3-4 cloves of garlic, sliced

1/2 c. chickpeas (you can used dried chickpeas, but be sure to soak them in water for a couple of hours prior to cooking)

3-4 md-sized carrots, peeled and chopped into small pieces

2 inch piece of ginger, grated (if you have a ginger grater-it’s a ceramic dish with a bumpy center, which turns the ginger into a pretty fine paste-use it; otherwise finely chop the ginger with a knife)

1 1/2 tsp. ground coriander

1 tsp. curry powder

1-1 1/2 tsp. ground cumin, depending on your taste

1 cinnamon stick

2 bay leaves

1/2 c. tomato (either from can or if fresh, chopped)

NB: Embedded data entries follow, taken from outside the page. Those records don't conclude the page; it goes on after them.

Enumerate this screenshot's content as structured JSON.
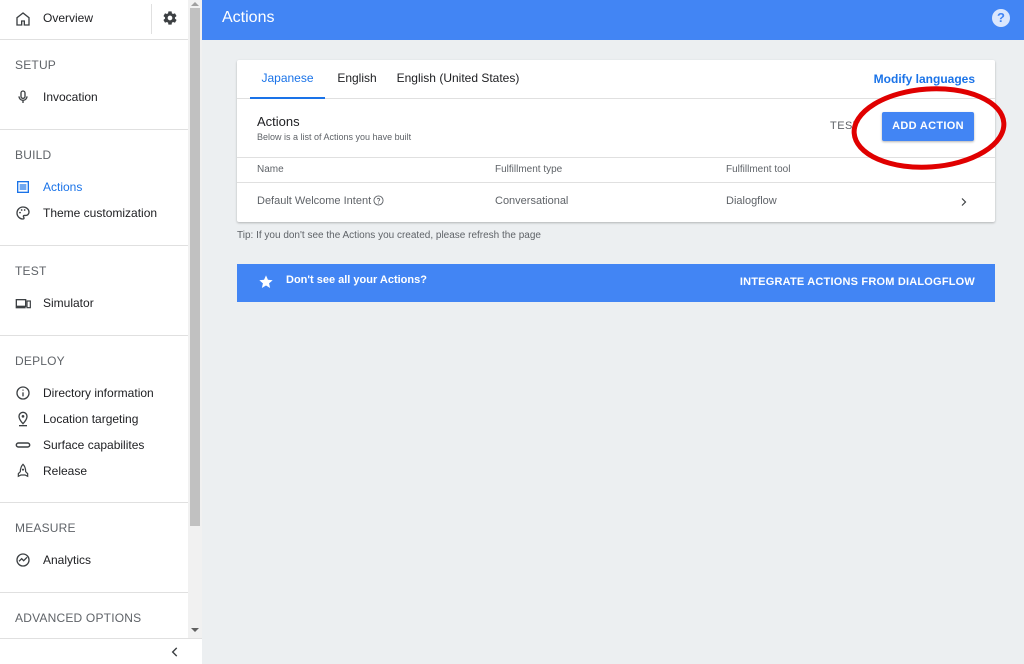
{
  "header": {
    "title": "Actions",
    "help_glyph": "?"
  },
  "sidebar": {
    "overview": {
      "label": "Overview",
      "icon": "home-icon",
      "settings_icon": "gear-icon"
    },
    "sections": [
      {
        "title": "SETUP",
        "items": [
          {
            "label": "Invocation",
            "icon": "mic-icon"
          }
        ]
      },
      {
        "title": "BUILD",
        "items": [
          {
            "label": "Actions",
            "icon": "list-icon",
            "active": true
          },
          {
            "label": "Theme customization",
            "icon": "palette-icon"
          }
        ]
      },
      {
        "title": "TEST",
        "items": [
          {
            "label": "Simulator",
            "icon": "devices-icon"
          }
        ]
      },
      {
        "title": "DEPLOY",
        "items": [
          {
            "label": "Directory information",
            "icon": "info-icon"
          },
          {
            "label": "Location targeting",
            "icon": "location-pin-icon"
          },
          {
            "label": "Surface capabilites",
            "icon": "surface-icon"
          },
          {
            "label": "Release",
            "icon": "rocket-icon"
          }
        ]
      },
      {
        "title": "MEASURE",
        "items": [
          {
            "label": "Analytics",
            "icon": "analytics-icon"
          }
        ]
      },
      {
        "title": "ADVANCED OPTIONS",
        "items": []
      }
    ],
    "collapse_icon": "chevron-left-icon"
  },
  "tabs": [
    {
      "label": "Japanese",
      "active": true
    },
    {
      "label": "English"
    },
    {
      "label": "English (United States)"
    }
  ],
  "modify_languages": "Modify languages",
  "actions_list": {
    "title": "Actions",
    "subtitle": "Below is a list of Actions you have built",
    "test_label": "TEST",
    "add_label": "ADD ACTION",
    "columns": [
      "Name",
      "Fulfillment type",
      "Fulfillment tool"
    ],
    "rows": [
      {
        "name": "Default Welcome Intent",
        "type": "Conversational",
        "tool": "Dialogflow"
      }
    ]
  },
  "tip": "Tip: If you don't see the Actions you created, please refresh the page",
  "banner": {
    "message": "Don't see all your Actions?",
    "action": "INTEGRATE ACTIONS FROM DIALOGFLOW"
  },
  "colors": {
    "primary": "#4285f4",
    "link": "#1a73e8",
    "annotation": "#e00000"
  }
}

1/4 c. golden raisins or chopped dried apricots

2 c. water (you may need slightly more; just keep an eye on the stew while it cooks and add more water if needed after the 2nd hour)

salt and pepper to taste

handful chopped fresh cilantro

1/4 c. sliced almonds (garnish; may be omitted)

After you have rinsed and patted-dry your stew meat, sprinkle with a good helping of salt and fresh ground pepper, massaging the seasonings into the meat. Do not attempt to remove any of the meat’s fat, since it will be cooking for so many hours. You will want the moisture of the fat so the meat does not become too dry.

Add appx. a 1/4 c. olive oil to a large pot (one that can be covered) on high heat. Once the oil is hot, brown your meat for about three minutes per side. Add the squash, onion, garlic, carrots,  ginger, chickpeas, ground coriander, cumin, and curry powder. Stir together and sauté for 2-3 minutes to allow the spices to cook. Add the cinnamon stick, bay leaves, tomatoes, and dried fruit of your choice. Add the water. You want to just cover the top of the ingredients with water, so adjust the amount accordingly. Let stew come to a low boil, cover, then turn the heat down to about as low as it will go. Allow to cook for about three hours, stirring occasionally. Add more water if needed. Season to taste with salt and pepper to your liking.

Once your stew has finished cooking, the meat should melt in your mouth, and the vegetables will have softened and thickened into a lovely tasting mash. Stir in a handful of chopped cilantro. If you like, and I highly recommend this step, dollop each stew serving with some Greek yogurt. If you don’t have a Greek or thick yogurt available to you, you could use sour cream, but it just doesn’t taste the same! I usually cook a side of couscous or quinoa to accompany the stew, but you could always cook some rice, or even small pasta, like orzo. It’s really up to you, so be creative!